Nach dem Frühstück brach ich um 9:09 Uhr am hannoverschen Hauptbahnhof in die Stadt des Geburtstagskindes auf. Meine Sorge, dass der Regionalzug voller unangenehmer Zeitgenossen sein würde, war zum Glück unbegründet. Denn der Anhang des heutigen Gastvereins reiste zu 96 % im Entlastungszug von Ost- nach Westniedersachsen. Ergo erreichte ich mein Etappenziel gegen 10:45 Uhr gut gelaunt und nutzte die Zeit bis zum Anpfiff für einen Museumsbesuch.
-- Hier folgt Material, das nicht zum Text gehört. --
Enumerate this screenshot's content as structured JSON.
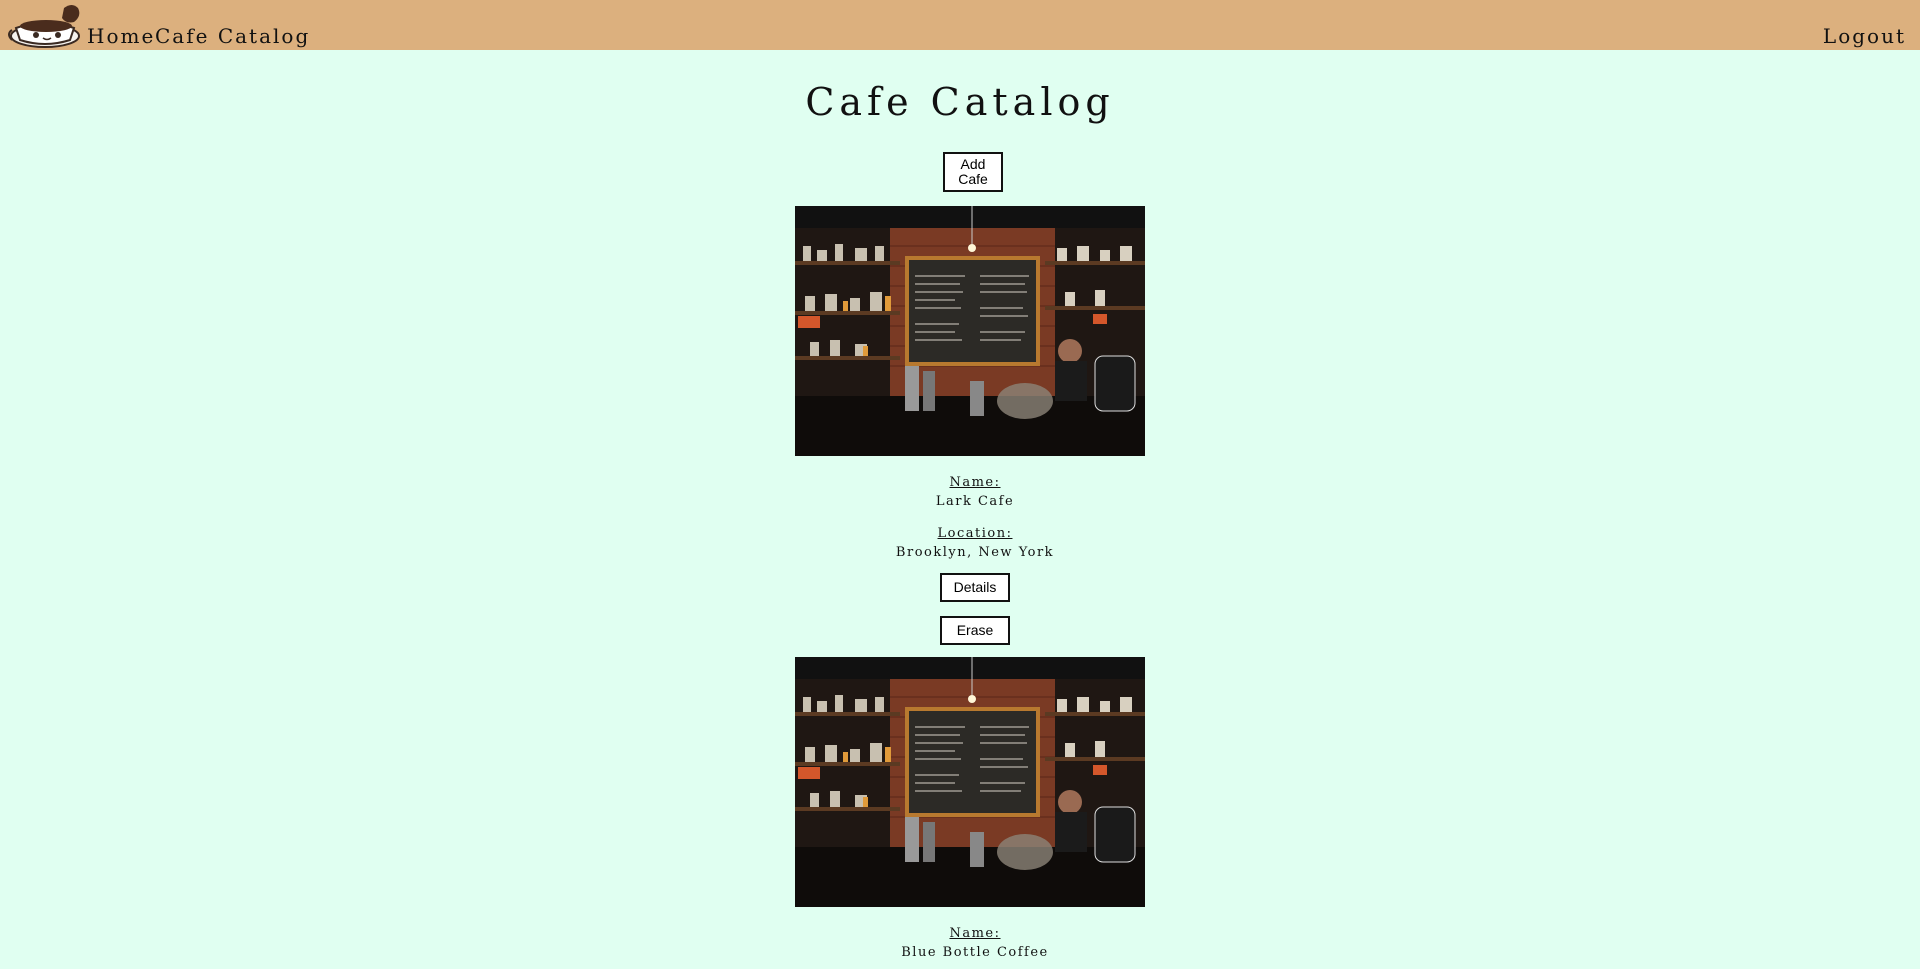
{
  "header": {
    "logo_icon": "coffee-cup-logo-icon",
    "home_label": "Home",
    "catalog_label": "Cafe Catalog",
    "logout_label": "Logout"
  },
  "page": {
    "title": "Cafe Catalog",
    "add_button_label": "Add\nCafe"
  },
  "cafes": [
    {
      "image_icon": "cafe-interior-photo",
      "name_label": "Name:",
      "name": "Lark Cafe",
      "location_label": "Location:",
      "location": "Brooklyn, New York",
      "details_label": "Details",
      "erase_label": "Erase"
    },
    {
      "image_icon": "cafe-interior-photo",
      "name_label": "Name:",
      "name": "Blue Bottle Coffee"
    }
  ],
  "colors": {
    "header_bg": "#dcb07e",
    "page_bg": "#e0fff1",
    "button_border": "#111111"
  }
}
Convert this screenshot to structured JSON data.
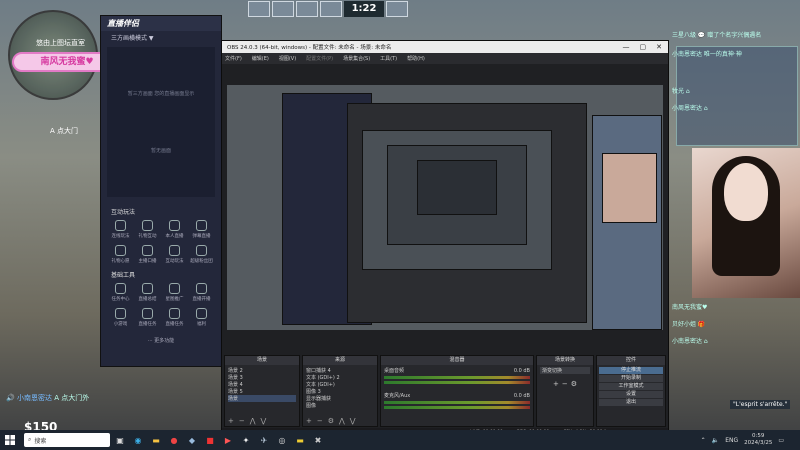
{
  "game": {
    "stream_badge": "悠由上图坛直室",
    "nickname": "南风无我蜜♥",
    "area_label": "A 点大门",
    "timer": "1:22",
    "cash": "$150",
    "killfeed_name": "小南恩密达",
    "killfeed_text": "A 点大门外"
  },
  "streamapp": {
    "title": "直播伴侣",
    "mode_label": "三方画横模式 ▼",
    "empty_hint": "暂三方画面 您的直播画面显示",
    "empty_label": "暂无画面",
    "section_interact": "互动玩法",
    "interact_items": [
      "连线玩法",
      "礼物互动",
      "本人直播",
      "弹幕直播",
      "礼物心愿",
      "主播口播",
      "互动玩法",
      "超级粉丝团"
    ],
    "section_tools": "基础工具",
    "tool_items": [
      "任务中心",
      "直播总结",
      "星图推广",
      "直播开播",
      "小游戏",
      "直播任务",
      "直播任务",
      "福利"
    ],
    "more": "··· 更多功能"
  },
  "obs": {
    "title": "OBS 24.0.3 (64-bit, windows) - 配置文件: 未命名 - 场景: 未命名",
    "ctrl_min": "—",
    "ctrl_max": "▢",
    "ctrl_close": "✕",
    "menu": [
      "文件(F)",
      "编辑(E)",
      "视图(V)",
      "配置文件(P)",
      "场景集合(S)",
      "工具(T)",
      "帮助(H)"
    ],
    "menu_disabled": [
      3
    ],
    "docks": {
      "scenes": {
        "title": "场景",
        "items": [
          "场景 2",
          "场景 3",
          "场景 4",
          "场景 5",
          "场景"
        ],
        "selected": 4
      },
      "sources": {
        "title": "来源",
        "items": [
          "窗口捕获 4",
          "文本 (GDI+) 2",
          "文本 (GDI+)",
          "图像 3",
          "显示器捕获",
          "图像"
        ]
      },
      "mixer": {
        "title": "混音器",
        "tracks": [
          {
            "name": "桌面音频",
            "level": "0.0 dB"
          },
          {
            "name": "麦克风/Aux",
            "level": "0.0 dB"
          }
        ]
      },
      "transitions": {
        "title": "场景转换",
        "type": "渐变切换"
      },
      "controls": {
        "title": "控件",
        "buttons": [
          "停止推流",
          "开始录制",
          "工作室模式",
          "设置",
          "退出"
        ],
        "active": 0
      }
    },
    "status": {
      "live": "LIVE: 00:00:00",
      "rec": "REC: 00:00:00",
      "cpu": "CPU: 4.3%, 30.00 fps"
    }
  },
  "chat": {
    "lines": [
      "三星八级 💬 赠了个名字兴偶遇名",
      "小南恩密达 唯一的真神·神",
      "牧光 ⌂",
      "小周恩密达 ⌂",
      "南风无我蜜♥",
      "贝好小姐 🎁",
      "小南恩密达 ⌂"
    ],
    "esprit": "\"L'esprit s'arrête.\""
  },
  "taskbar": {
    "search_placeholder": "搜索",
    "icons": [
      "task-view",
      "edge",
      "file-explorer",
      "chrome",
      "steam",
      "app-red",
      "app-red2",
      "csgo",
      "steam2",
      "obs",
      "app-yellow",
      "app-dark"
    ],
    "lang": "ENG",
    "time": "0:59",
    "date": "2024/3/25"
  }
}
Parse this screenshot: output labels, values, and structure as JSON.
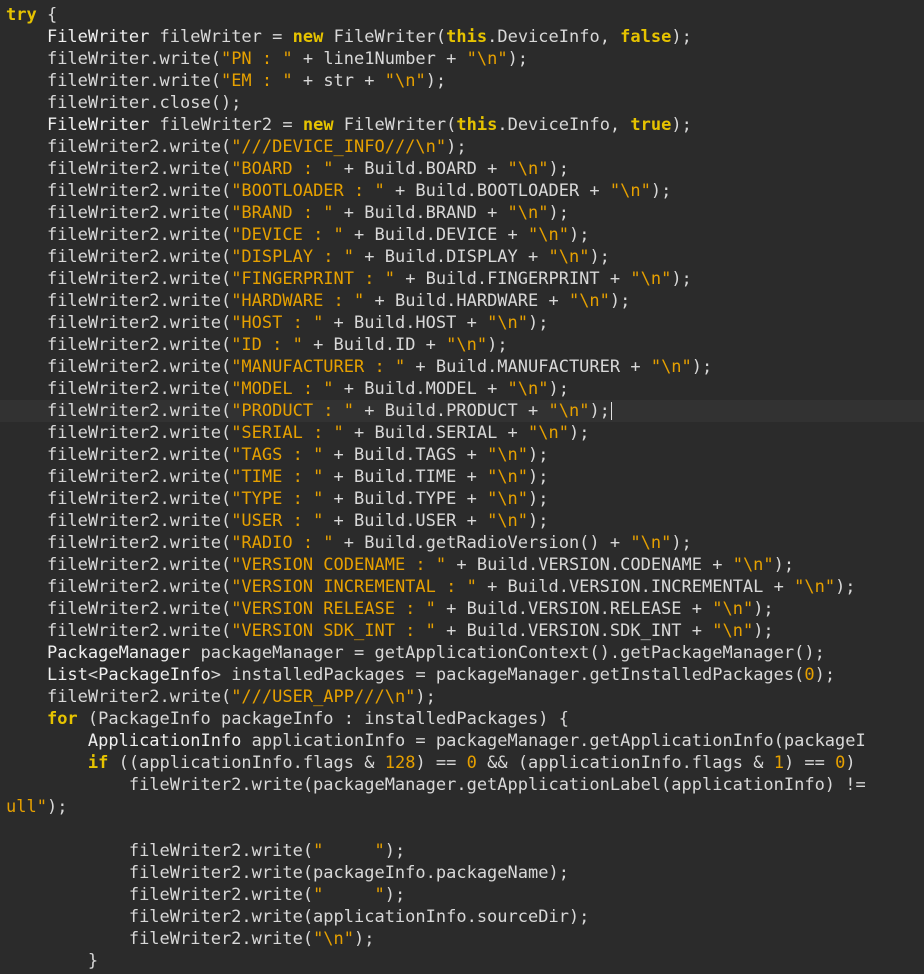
{
  "editor": {
    "language": "java",
    "colors": {
      "background": "#2b2b2b",
      "keyword": "#e6c300",
      "string": "#e6a000",
      "text": "#d8d8d8",
      "current_line": "#323232"
    },
    "current_line_index": 18,
    "lines": [
      {
        "indent": "",
        "tokens": [
          [
            "kw",
            "try"
          ],
          [
            "plain",
            " {"
          ]
        ]
      },
      {
        "indent": "    ",
        "tokens": [
          [
            "type",
            "FileWriter"
          ],
          [
            "plain",
            " fileWriter = "
          ],
          [
            "kw",
            "new"
          ],
          [
            "plain",
            " FileWriter("
          ],
          [
            "this",
            "this"
          ],
          [
            "plain",
            ".DeviceInfo, "
          ],
          [
            "kw",
            "false"
          ],
          [
            "plain",
            ");"
          ]
        ]
      },
      {
        "indent": "    ",
        "tokens": [
          [
            "plain",
            "fileWriter.write("
          ],
          [
            "str",
            "\"PN : \""
          ],
          [
            "plain",
            " + line1Number + "
          ],
          [
            "str",
            "\"\\n\""
          ],
          [
            "plain",
            ");"
          ]
        ]
      },
      {
        "indent": "    ",
        "tokens": [
          [
            "plain",
            "fileWriter.write("
          ],
          [
            "str",
            "\"EM : \""
          ],
          [
            "plain",
            " + str + "
          ],
          [
            "str",
            "\"\\n\""
          ],
          [
            "plain",
            ");"
          ]
        ]
      },
      {
        "indent": "    ",
        "tokens": [
          [
            "plain",
            "fileWriter.close();"
          ]
        ]
      },
      {
        "indent": "    ",
        "tokens": [
          [
            "type",
            "FileWriter"
          ],
          [
            "plain",
            " fileWriter2 = "
          ],
          [
            "kw",
            "new"
          ],
          [
            "plain",
            " FileWriter("
          ],
          [
            "this",
            "this"
          ],
          [
            "plain",
            ".DeviceInfo, "
          ],
          [
            "kw",
            "true"
          ],
          [
            "plain",
            ");"
          ]
        ]
      },
      {
        "indent": "    ",
        "tokens": [
          [
            "plain",
            "fileWriter2.write("
          ],
          [
            "str",
            "\"///DEVICE_INFO///\\n\""
          ],
          [
            "plain",
            ");"
          ]
        ]
      },
      {
        "indent": "    ",
        "tokens": [
          [
            "plain",
            "fileWriter2.write("
          ],
          [
            "str",
            "\"BOARD : \""
          ],
          [
            "plain",
            " + Build.BOARD + "
          ],
          [
            "str",
            "\"\\n\""
          ],
          [
            "plain",
            ");"
          ]
        ]
      },
      {
        "indent": "    ",
        "tokens": [
          [
            "plain",
            "fileWriter2.write("
          ],
          [
            "str",
            "\"BOOTLOADER : \""
          ],
          [
            "plain",
            " + Build.BOOTLOADER + "
          ],
          [
            "str",
            "\"\\n\""
          ],
          [
            "plain",
            ");"
          ]
        ]
      },
      {
        "indent": "    ",
        "tokens": [
          [
            "plain",
            "fileWriter2.write("
          ],
          [
            "str",
            "\"BRAND : \""
          ],
          [
            "plain",
            " + Build.BRAND + "
          ],
          [
            "str",
            "\"\\n\""
          ],
          [
            "plain",
            ");"
          ]
        ]
      },
      {
        "indent": "    ",
        "tokens": [
          [
            "plain",
            "fileWriter2.write("
          ],
          [
            "str",
            "\"DEVICE : \""
          ],
          [
            "plain",
            " + Build.DEVICE + "
          ],
          [
            "str",
            "\"\\n\""
          ],
          [
            "plain",
            ");"
          ]
        ]
      },
      {
        "indent": "    ",
        "tokens": [
          [
            "plain",
            "fileWriter2.write("
          ],
          [
            "str",
            "\"DISPLAY : \""
          ],
          [
            "plain",
            " + Build.DISPLAY + "
          ],
          [
            "str",
            "\"\\n\""
          ],
          [
            "plain",
            ");"
          ]
        ]
      },
      {
        "indent": "    ",
        "tokens": [
          [
            "plain",
            "fileWriter2.write("
          ],
          [
            "str",
            "\"FINGERPRINT : \""
          ],
          [
            "plain",
            " + Build.FINGERPRINT + "
          ],
          [
            "str",
            "\"\\n\""
          ],
          [
            "plain",
            ");"
          ]
        ]
      },
      {
        "indent": "    ",
        "tokens": [
          [
            "plain",
            "fileWriter2.write("
          ],
          [
            "str",
            "\"HARDWARE : \""
          ],
          [
            "plain",
            " + Build.HARDWARE + "
          ],
          [
            "str",
            "\"\\n\""
          ],
          [
            "plain",
            ");"
          ]
        ]
      },
      {
        "indent": "    ",
        "tokens": [
          [
            "plain",
            "fileWriter2.write("
          ],
          [
            "str",
            "\"HOST : \""
          ],
          [
            "plain",
            " + Build.HOST + "
          ],
          [
            "str",
            "\"\\n\""
          ],
          [
            "plain",
            ");"
          ]
        ]
      },
      {
        "indent": "    ",
        "tokens": [
          [
            "plain",
            "fileWriter2.write("
          ],
          [
            "str",
            "\"ID : \""
          ],
          [
            "plain",
            " + Build.ID + "
          ],
          [
            "str",
            "\"\\n\""
          ],
          [
            "plain",
            ");"
          ]
        ]
      },
      {
        "indent": "    ",
        "tokens": [
          [
            "plain",
            "fileWriter2.write("
          ],
          [
            "str",
            "\"MANUFACTURER : \""
          ],
          [
            "plain",
            " + Build.MANUFACTURER + "
          ],
          [
            "str",
            "\"\\n\""
          ],
          [
            "plain",
            ");"
          ]
        ]
      },
      {
        "indent": "    ",
        "tokens": [
          [
            "plain",
            "fileWriter2.write("
          ],
          [
            "str",
            "\"MODEL : \""
          ],
          [
            "plain",
            " + Build.MODEL + "
          ],
          [
            "str",
            "\"\\n\""
          ],
          [
            "plain",
            ");"
          ]
        ]
      },
      {
        "indent": "    ",
        "tokens": [
          [
            "plain",
            "fileWriter2.write("
          ],
          [
            "str",
            "\"PRODUCT : \""
          ],
          [
            "plain",
            " + Build.PRODUCT + "
          ],
          [
            "str",
            "\"\\n\""
          ],
          [
            "plain",
            ");"
          ]
        ]
      },
      {
        "indent": "    ",
        "tokens": [
          [
            "plain",
            "fileWriter2.write("
          ],
          [
            "str",
            "\"SERIAL : \""
          ],
          [
            "plain",
            " + Build.SERIAL + "
          ],
          [
            "str",
            "\"\\n\""
          ],
          [
            "plain",
            ");"
          ]
        ]
      },
      {
        "indent": "    ",
        "tokens": [
          [
            "plain",
            "fileWriter2.write("
          ],
          [
            "str",
            "\"TAGS : \""
          ],
          [
            "plain",
            " + Build.TAGS + "
          ],
          [
            "str",
            "\"\\n\""
          ],
          [
            "plain",
            ");"
          ]
        ]
      },
      {
        "indent": "    ",
        "tokens": [
          [
            "plain",
            "fileWriter2.write("
          ],
          [
            "str",
            "\"TIME : \""
          ],
          [
            "plain",
            " + Build.TIME + "
          ],
          [
            "str",
            "\"\\n\""
          ],
          [
            "plain",
            ");"
          ]
        ]
      },
      {
        "indent": "    ",
        "tokens": [
          [
            "plain",
            "fileWriter2.write("
          ],
          [
            "str",
            "\"TYPE : \""
          ],
          [
            "plain",
            " + Build.TYPE + "
          ],
          [
            "str",
            "\"\\n\""
          ],
          [
            "plain",
            ");"
          ]
        ]
      },
      {
        "indent": "    ",
        "tokens": [
          [
            "plain",
            "fileWriter2.write("
          ],
          [
            "str",
            "\"USER : \""
          ],
          [
            "plain",
            " + Build.USER + "
          ],
          [
            "str",
            "\"\\n\""
          ],
          [
            "plain",
            ");"
          ]
        ]
      },
      {
        "indent": "    ",
        "tokens": [
          [
            "plain",
            "fileWriter2.write("
          ],
          [
            "str",
            "\"RADIO : \""
          ],
          [
            "plain",
            " + Build.getRadioVersion() + "
          ],
          [
            "str",
            "\"\\n\""
          ],
          [
            "plain",
            ");"
          ]
        ]
      },
      {
        "indent": "    ",
        "tokens": [
          [
            "plain",
            "fileWriter2.write("
          ],
          [
            "str",
            "\"VERSION CODENAME : \""
          ],
          [
            "plain",
            " + Build.VERSION.CODENAME + "
          ],
          [
            "str",
            "\"\\n\""
          ],
          [
            "plain",
            ");"
          ]
        ]
      },
      {
        "indent": "    ",
        "tokens": [
          [
            "plain",
            "fileWriter2.write("
          ],
          [
            "str",
            "\"VERSION INCREMENTAL : \""
          ],
          [
            "plain",
            " + Build.VERSION.INCREMENTAL + "
          ],
          [
            "str",
            "\"\\n\""
          ],
          [
            "plain",
            ");"
          ]
        ]
      },
      {
        "indent": "    ",
        "tokens": [
          [
            "plain",
            "fileWriter2.write("
          ],
          [
            "str",
            "\"VERSION RELEASE : \""
          ],
          [
            "plain",
            " + Build.VERSION.RELEASE + "
          ],
          [
            "str",
            "\"\\n\""
          ],
          [
            "plain",
            ");"
          ]
        ]
      },
      {
        "indent": "    ",
        "tokens": [
          [
            "plain",
            "fileWriter2.write("
          ],
          [
            "str",
            "\"VERSION SDK_INT : \""
          ],
          [
            "plain",
            " + Build.VERSION.SDK_INT + "
          ],
          [
            "str",
            "\"\\n\""
          ],
          [
            "plain",
            ");"
          ]
        ]
      },
      {
        "indent": "    ",
        "tokens": [
          [
            "type",
            "PackageManager"
          ],
          [
            "plain",
            " packageManager = getApplicationContext().getPackageManager();"
          ]
        ]
      },
      {
        "indent": "    ",
        "tokens": [
          [
            "type",
            "List"
          ],
          [
            "plain",
            "<"
          ],
          [
            "type",
            "PackageInfo"
          ],
          [
            "plain",
            "> installedPackages = packageManager.getInstalledPackages("
          ],
          [
            "num",
            "0"
          ],
          [
            "plain",
            ");"
          ]
        ]
      },
      {
        "indent": "    ",
        "tokens": [
          [
            "plain",
            "fileWriter2.write("
          ],
          [
            "str",
            "\"///USER_APP///\\n\""
          ],
          [
            "plain",
            ");"
          ]
        ]
      },
      {
        "indent": "    ",
        "tokens": [
          [
            "kw",
            "for"
          ],
          [
            "plain",
            " (PackageInfo packageInfo : installedPackages) {"
          ]
        ]
      },
      {
        "indent": "        ",
        "tokens": [
          [
            "type",
            "ApplicationInfo"
          ],
          [
            "plain",
            " applicationInfo = packageManager.getApplicationInfo(packageI"
          ]
        ]
      },
      {
        "indent": "        ",
        "tokens": [
          [
            "kw",
            "if"
          ],
          [
            "plain",
            " ((applicationInfo.flags & "
          ],
          [
            "num",
            "128"
          ],
          [
            "plain",
            ") == "
          ],
          [
            "num",
            "0"
          ],
          [
            "plain",
            " && (applicationInfo.flags & "
          ],
          [
            "num",
            "1"
          ],
          [
            "plain",
            ") == "
          ],
          [
            "num",
            "0"
          ],
          [
            "plain",
            ")"
          ]
        ]
      },
      {
        "indent": "            ",
        "tokens": [
          [
            "plain",
            "fileWriter2.write(packageManager.getApplicationLabel(applicationInfo) !="
          ]
        ]
      },
      {
        "indent": "",
        "tokens": [
          [
            "str",
            "ull\""
          ],
          [
            "plain",
            ");"
          ]
        ]
      },
      {
        "indent": "",
        "tokens": []
      },
      {
        "indent": "            ",
        "tokens": [
          [
            "plain",
            "fileWriter2.write("
          ],
          [
            "str",
            "\"     \""
          ],
          [
            "plain",
            ");"
          ]
        ]
      },
      {
        "indent": "            ",
        "tokens": [
          [
            "plain",
            "fileWriter2.write(packageInfo.packageName);"
          ]
        ]
      },
      {
        "indent": "            ",
        "tokens": [
          [
            "plain",
            "fileWriter2.write("
          ],
          [
            "str",
            "\"     \""
          ],
          [
            "plain",
            ");"
          ]
        ]
      },
      {
        "indent": "            ",
        "tokens": [
          [
            "plain",
            "fileWriter2.write(applicationInfo.sourceDir);"
          ]
        ]
      },
      {
        "indent": "            ",
        "tokens": [
          [
            "plain",
            "fileWriter2.write("
          ],
          [
            "str",
            "\"\\n\""
          ],
          [
            "plain",
            ");"
          ]
        ]
      },
      {
        "indent": "        ",
        "tokens": [
          [
            "plain",
            "}"
          ]
        ]
      },
      {
        "indent": "    ",
        "tokens": [
          [
            "plain",
            "}"
          ]
        ]
      }
    ]
  }
}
Das Wandgemälde „Hexenwahn“, welches Axel Gundrum 1998 in der Osnabrücker Altstadt zur Erinnerung an die Hexenverfolgung im 16. und 17. Jahrhundert schuf, enthielt schon mal eine Reminiszenz an Felix Nussbaum

Nachdem ich mich vor 13 Monaten bereits genauer mit der Stadtgeschichte und den Sehenswürdigkeiten beschäftigt hatte (siehe Osnabrück 03/2023), wollte ich mich heute mal einem besonderen Sohn der Hasestadt widmen. Der Maler Felix Nussbaum erblickte 1904 in Osnabrück das Licht der Welt und die größte Sammlung seiner Werke findet man seit 1998 in seinem Geburtsort. Genauer gesagt im vom renommierten Architekten Daniel Libeskind entworfenen Felix-Nussbaum-Haus (Teil des Osnabrücker Museumsquartiers gegenüber vom Heger Tor). Gegen ein geringes Entgelt (8 €) konnte ich dort einerseits viele berühmte Werke des zur Neuen Sachlichkeit gerechneten Malers bewundern und andererseits dessen dramatischen Lebensweg nachzeichnen.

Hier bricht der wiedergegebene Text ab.